Details

Provenienz:
Auf dem Rückkarton Nachlassstempel (Lugt 2307) und Siegel von Spitzweg sowie Bestätigung von Curt Spitzweg (Sohn von Otto Spitzweg), dass dieses Werk von Carl Spitzweg in seinen Besitz übergegangen ist.

Beschreibung

Das Interesse Spitzwegs am Menschen als Sonderling mit all seinen Schwächen und Skurrilitäten ist wohlbekannt; dass sich Spitzweg dem Menschen auch durchaus im Sinne des klassischen Porträts angenähert hat, ist dagegen weniger bekannt. Solche Bildnisse dienten oftmals als Studien zu seinen Gemälden; seine Sonderlinge in seinen Gemälden beruhen häufig auf eindringlichen Studien vor dem Modell, wie sie auch zahlreiche auf Reisen aufgenommene Zeichnungen in seinen Skizzenbüchern und ausgeführte Zeichnungen erweisen. Überall wo ihm auf seinen Reisen bestimmte Typen oder originelle Gesichter auffielen, hat er sie gezeichnet oder penibel in Öl ausgeführt. In die Jahre um 1849/50 gehören zahlreiche Bildnisstudien in Öl auf Papier, auf denen Spitzweg örtliche Pfarrer, Lehrer oder Bürgermeister und wenig später auch Soldaten festhielt. Aus dieser Zeit stammen auch erste Begegnungen mit Bauernmädchen und -frauen, die er in ihren örtlichen Trachten vor bräunlichem, dünn und durchscheinend mit dem Pinsel aufgetragenem Hintergrund schildert (Wichmann 615). Zu ihnen zählt auch unsere bisher unbekannte Studie einer Dachauerin mit Schirm, die Spitzweg mit großer Ernsthaftigkeit beschreibt. Von dem nur flüchtig mehr im Sinne einer Grundierung ausgeführten Hintergrund eindringlich abgehoben, blickt die Figur den Betrachter mit offenen, wachen Augen an. Zur schwarzen, mit Spitze eingefassten Haube, die sie als verwitwete Frau kennzeichnet, trägt sie ein schwarzes Halsband, das sogenannte Florband. Spitzwegs malerische Konzentration gilt dem Gesicht der Frau, die ausdrucksstark mit leicht rosigen Wangen und kaum bewegt der Welt begegnet, und dem Farbenspiel auf ihrem Oberkörper, wo Blau-, Rot- und Ockertöne ihr festliches Gewand bestimmen; der Bortenbesatz ihres Mieders gerät zu einem Farbakzent aus Rot und Grün.

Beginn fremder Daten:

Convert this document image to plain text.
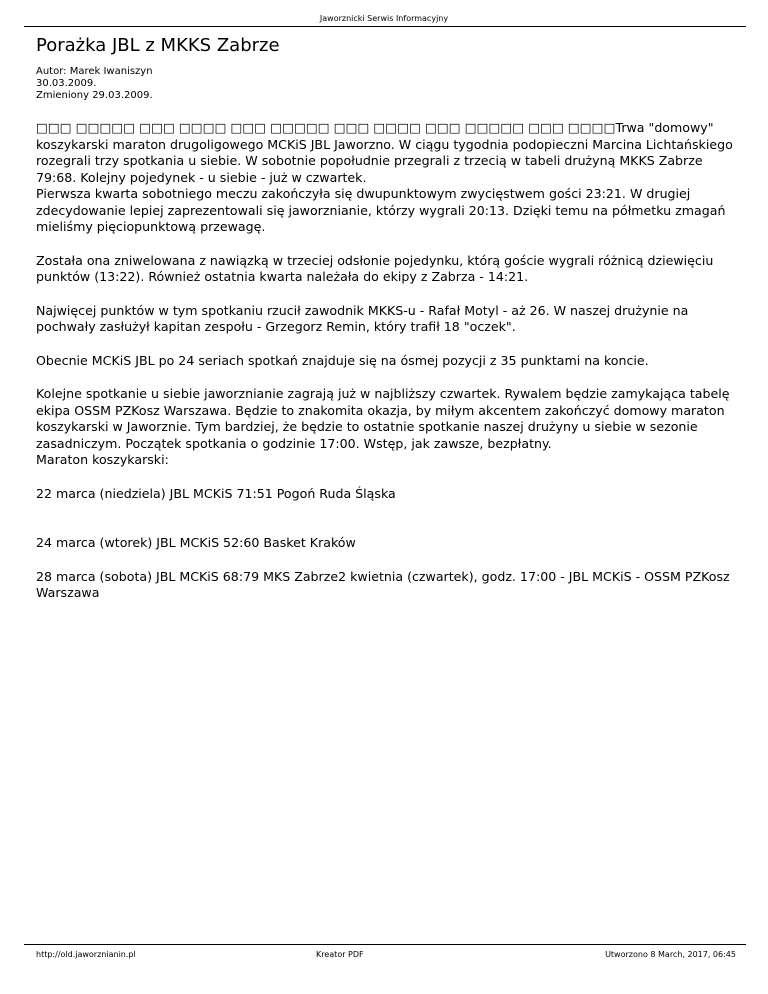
Jaworznicki Serwis Informacyjny
Porażka JBL z MKKS Zabrze
Autor: Marek Iwaniszyn
30.03.2009.
Zmieniony 29.03.2009.

□□□ □□□□□ □□□ □□□□ □□□ □□□□□ □□□ □□□□ □□□ □□□□□ □□□ □□□□Trwa "domowy" koszykarski maraton drugoligowego MCKiS JBL Jaworzno. W ciągu tygodnia podopieczni Marcina Lichtańskiego rozegrali trzy spotkania u siebie. W sobotnie popołudnie przegrali z trzecią w tabeli drużyną MKKS Zabrze 79:68. Kolejny pojedynek - u siebie - już w czwartek.
Pierwsza kwarta sobotniego meczu zakończyła się dwupunktowym zwycięstwem gości 23:21. W drugiej zdecydowanie lepiej zaprezentowali się jaworznianie, którzy wygrali 20:13. Dzięki temu na półmetku zmagań mieliśmy pięciopunktową przewagę.

Została ona zniwelowana z nawiązką w trzeciej odsłonie pojedynku, którą goście wygrali różnicą dziewięciu punktów (13:22). Również ostatnia kwarta należała do ekipy z Zabrza - 14:21.

Najwięcej punktów w tym spotkaniu rzucił zawodnik MKKS-u - Rafał Motyl - aż 26. W naszej drużynie na pochwały zasłużył kapitan zespołu - Grzegorz Remin, który trafił 18 "oczek".

Obecnie MCKiS JBL po 24 seriach spotkań znajduje się na ósmej pozycji z 35 punktami na koncie.

Kolejne spotkanie u siebie jaworznianie zagrają już w najbliższy czwartek. Rywalem będzie zamykająca tabelę ekipa OSSM PZKosz Warszawa. Będzie to znakomita okazja, by miłym akcentem zakończyć domowy maraton koszykarski w Jaworznie. Tym bardziej, że będzie to ostatnie spotkanie naszej drużyny u siebie w sezonie zasadniczym. Początek spotkania o godzinie 17:00. Wstęp, jak zawsze, bezpłatny.
Maraton koszykarski:

22 marca (niedziela) JBL MCKiS 71:51 Pogoń Ruda Śląska

24 marca (wtorek) JBL MCKiS 52:60 Basket Kraków

28 marca (sobota) JBL MCKiS 68:79 MKS Zabrze2 kwietnia (czwartek), godz. 17:00 - JBL MCKiS - OSSM PZKosz Warszawa

http://old.jaworznianin.pl	Kreator PDF	Utworzono 8 March, 2017, 06:45
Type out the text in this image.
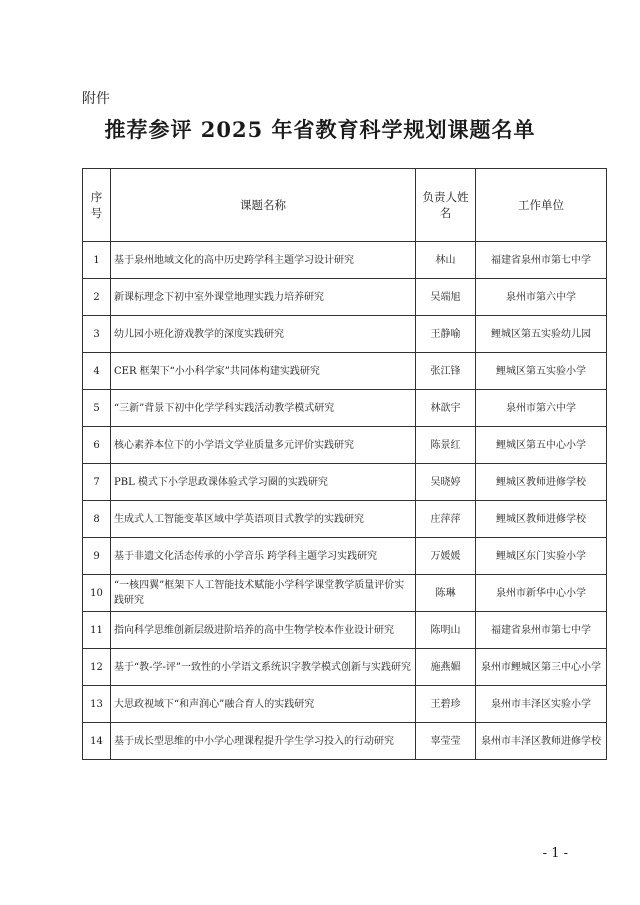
附件
推荐参评 2025 年省教育科学规划课题名单
序号	课题名称	负责人姓名	工作单位
1	基于泉州地域文化的高中历史跨学科主题学习设计研究	林山	福建省泉州市第七中学
2	新课标理念下初中室外课堂地理实践力培养研究	吴端旭	泉州市第六中学
3	幼儿园小班化游戏教学的深度实践研究	王静喻	鲤城区第五实验幼儿园
4	CER 框架下“小小科学家”共同体构建实践研究	张江锋	鲤城区第五实验小学
5	“三新”背景下初中化学学科实践活动教学模式研究	林歆宇	泉州市第六中学
6	核心素养本位下的小学语文学业质量多元评价实践研究	陈景红	鲤城区第五中心小学
7	PBL 模式下小学思政课体验式学习圈的实践研究	吴晓婷	鲤城区教师进修学校
8	生成式人工智能变革区域中学英语项目式教学的实践研究	庄萍萍	鲤城区教师进修学校
9	基于非遗文化活态传承的小学音乐 跨学科主题学习实践研究	万媛媛	鲤城区东门实验小学
10	“一核四翼”框架下人工智能技术赋能小学科学课堂教学质量评价实践研究	陈琳	泉州市新华中心小学
11	指向科学思维创新层级进阶培养的高中生物学校本作业设计研究	陈明山	福建省泉州市第七中学
12	基于“教-学-评”一致性的小学语文系统识字教学模式创新与实践研究	施燕媚	泉州市鲤城区第三中心小学
13	大思政视域下“和声润心”融合育人的实践研究	王碧珍	泉州市丰泽区实验小学
14	基于成长型思维的中小学心理课程提升学生学习投入的行动研究	辜莹莹	泉州市丰泽区教师进修学校
- 1 -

In langen, fließenden Falten fällt ihr Stehfaltenrock, den Spitzweg mit langen Zügen des Pinsels nur skizzenhaft andeutet.
Spitzweg war oft mit seinem Malerfreund Eduard Schleich d. Ä., mit dem er seit etwa 1835 bekannt war, von München aus ins Amperland gewandert, wo sie viele Freunde hatten. Sie waren willkommen bei den Bauern in Dachau und im Umland, wo Spitzweg seine Studien anfertigte, die zwischen typenhafter Charakterisierung und porträthafter Erfassung stehen. Manche dieser Dargestellten sind namentlich bekannt, doch zumeist sind es charakteristische Typen in ihren Trachten, die nicht nur stellvertretend den jeweiligen Landstrich repräsentieren, sondern mit denen Spitzweg auch eine kulturelle Vielfalt dokumentiert, die heute weitgehend verschwunden ist. Roennefahrt kannte noch mehr solcher Studien von Dachauer Frauen und Bäuerinnen – u. a. eine Dachauer Bäuerin in schwarzem Kleid, eine Bäuerin in geblümtem Kleid mit roten Ärmeln und ein Dachauer Mädchen in weißer Schürze (Roennefahrt 31), die 1908 im Kunstverein ausgestellt wurden, doch deren Spuren sich bis heute wieder verloren haben.
– Verso am oberen Rand an Rückblatt montiert, am unteren Rand Spuren von Kleberesten. Leicht lichtrandig. Ecken bestoßen und vereinzelt geringfügige Fleckchen. Insgesamt in guter Erhaltung.

Die Authentizität der vorliegenden Arbeit wurde von Detlef Rosenberger am 9.5.2019 bestätigt. Das Werk wird in das in Vorbereitung befindliche digitale Werkverzeichnis aufgenommen.